Hermawan yang baru berumur 21 tahun ini tidak pernah menempuh sekolah khusus teknik seperti SMK. Apalagi kuliah di perguruan tinggi. Dia hanya tamat Sekolah Menengah Pertama (SMP) di Magelang, Jawa Tengah. Dengan modal ijasah SMP dia merantau ke Jakarta. Dia mula-mula bekerja mengikuti orang sebagai pembantu atau asisten memperbaiki atau memasang AC di rumah-rumah atau perkantoran. Karena hanya berijasah SMP, gajinya pun cukup untuk makan.

"Saya pernah dilempari obeng mas karena tidak bisa apa-apa. Bahkan dibodoh-bodohin karena disuruh ke sana ke mari tidak bisa karena belum tahu jalan," ceritanya mengenang awal hidupnya di Jakarta.

Tetapi kisah pilu itu menjadi cambuk baginya. "Saya belajar pelan-pelan, melihat mereka yang bisa memperbaiki AC. Makin lama, saya juga tahu dan paham seluk beluk AC. Saya memang bertekad untuk bekerja keras, kebetulan saya punya minat pada dunia teknik. Saya paham AC ini betul-betul karena belajar otodidak," ceritanya.

Setelah agak lama di Jakarta, dia pun mengenal lika liku kota ini. Jalan-jalan mulai dikuasai. Seluruh wilayah Jakarta, Bogor, Depok, Tangerang, dan Bekasi (Jabodetabek) dijajal tanpa kenal lelah demi sesuap nasi. Kerja keras dan ketabahannya membuahkan hasil. Dia tidak lagi menjadi tukang suruh. Tetapi menjadi "leader".

Setelah lama malang melintang di Jakarta dan mulai menguasai seluk beluk AC, dia bergeser ke Lampung. Dia sana, pekerjaannya pun sama. Tukang AC. Enam bulan dia berada di ujung Pulau Sumatera itu.

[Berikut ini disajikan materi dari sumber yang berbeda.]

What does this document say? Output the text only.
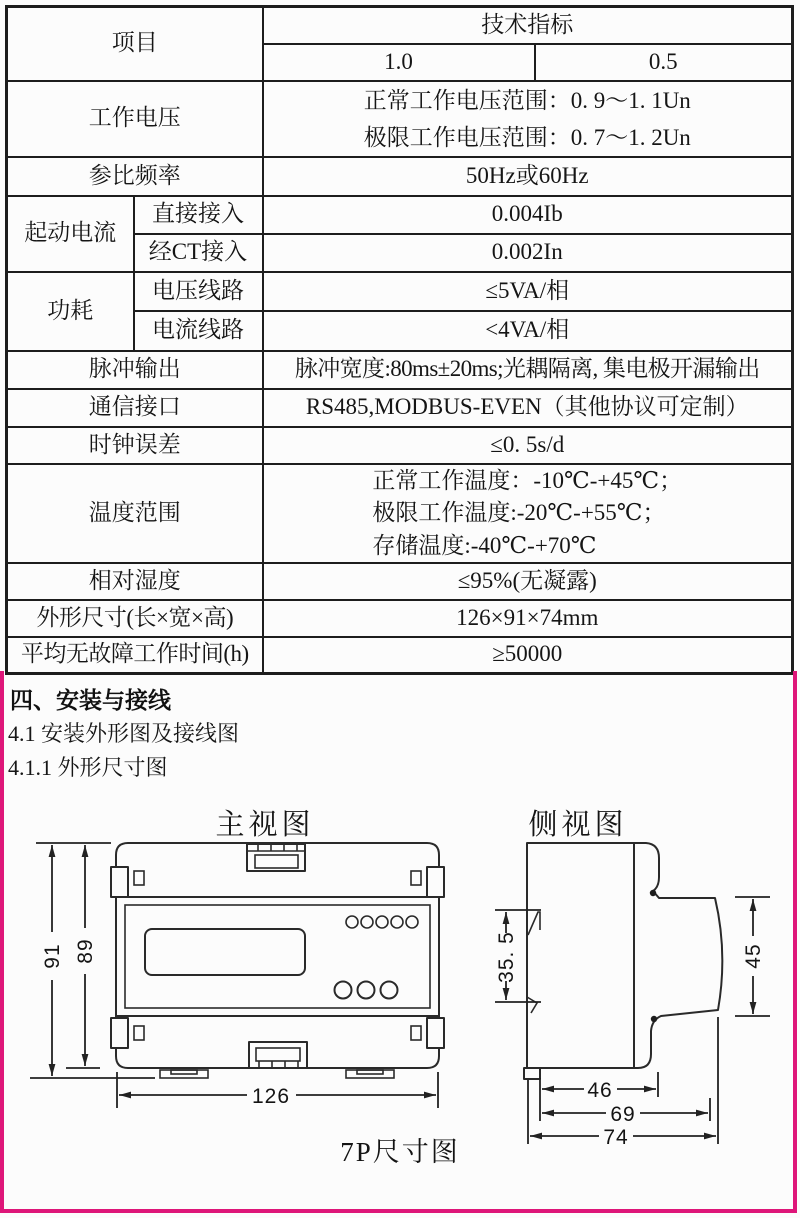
项目		技术指标	
		1.0	0.5
工作电压		正常工作电压范围：0. 9～1. 1Un
极限工作电压范围：0. 7～1. 2Un	
参比频率		50Hz或60Hz	
起动电流	直接接入	0.004Ib	
	经CT接入	0.002In	
功耗	电压线路	≤5VA/相	
	电流线路	<4VA/相	
脉冲输出		脉冲宽度:80ms±20ms;光耦隔离, 集电极开漏输出	
通信接口		RS485,MODBUS-EVEN（其他协议可定制）	
时钟误差		≤0. 5s/d	
温度范围		正常工作温度：-10℃-+45℃；
极限工作温度:-20℃-+55℃；
存储温度:-40℃-+70℃	
相对湿度		≤95%(无凝露)	
外形尺寸(长×宽×高)		126×91×74mm	
平均无故障工作时间(h)		≥50000	
四、安装与接线
4.1 安装外形图及接线图
4.1.1 外形尺寸图
主视图	侧视图
91 89
126
35. 5	45
46
69
74
7P尺寸图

Kepiawaiannya dalam urusan AC membuatnya dikagumi dan bahkan bisa mengajar siswa SMK."Di lampung saya mengajar SMK mas,"ceritanya.

Kemudian, sulung dari empat bersaudara ini kembali ke Jakarta. Dia memilih tinggal di Bintaro, tepatnya di Ceger, persis di belakang STAN, tempat kuliahnya Gayus Halomoan Tambuhan, terpidana kasus mafia pajak itu, dan tersangka kasus pajak, Dhana.

Sempat kembali menjadi buruh tukang AC, Mawan cepat sadar. Dia tidak mau lagi menjadi orang yang disuruh-suruh orang lain. Apalagi dengan penghasilan yang begitu kecil. Dia mau menjadi pekerja AC mandiri. Sebagai pekerja AC mandiri, dia menjadi "pria panggilan". Artinya, baru dapat uang bila dipanggil orang untuk memperbaiki AC di rumah atau kantor. Modalnya, cuma nomor telepon yang ditinggal waktu memperbaiki AC saat beperja pada orang lain.

Meski awalnya sulit, Mawan tetap optimistis. Satu demi satu panggilan memperbaiki AC berdatangan. Dia pun dibantu oleh adiknya Hermanto. Makin lama, order makin banyak. Setiap hari ada saja permintaan memperbaiki AC. Order dari manapun dilayani. Dari Kelapa Gading di Jakarta Utara sampai Cibubur. "Meskipun jauh kami tetap datangi. Tak peduli hujan," ujarnya.

Minggu, 1 April 2012 itu saja, Mawan mendapat empat orderan. Dia memperbaiki AC dari pagi sampai jam enam sore. Terakhir, ya di rumah kami itu. Luar biasa.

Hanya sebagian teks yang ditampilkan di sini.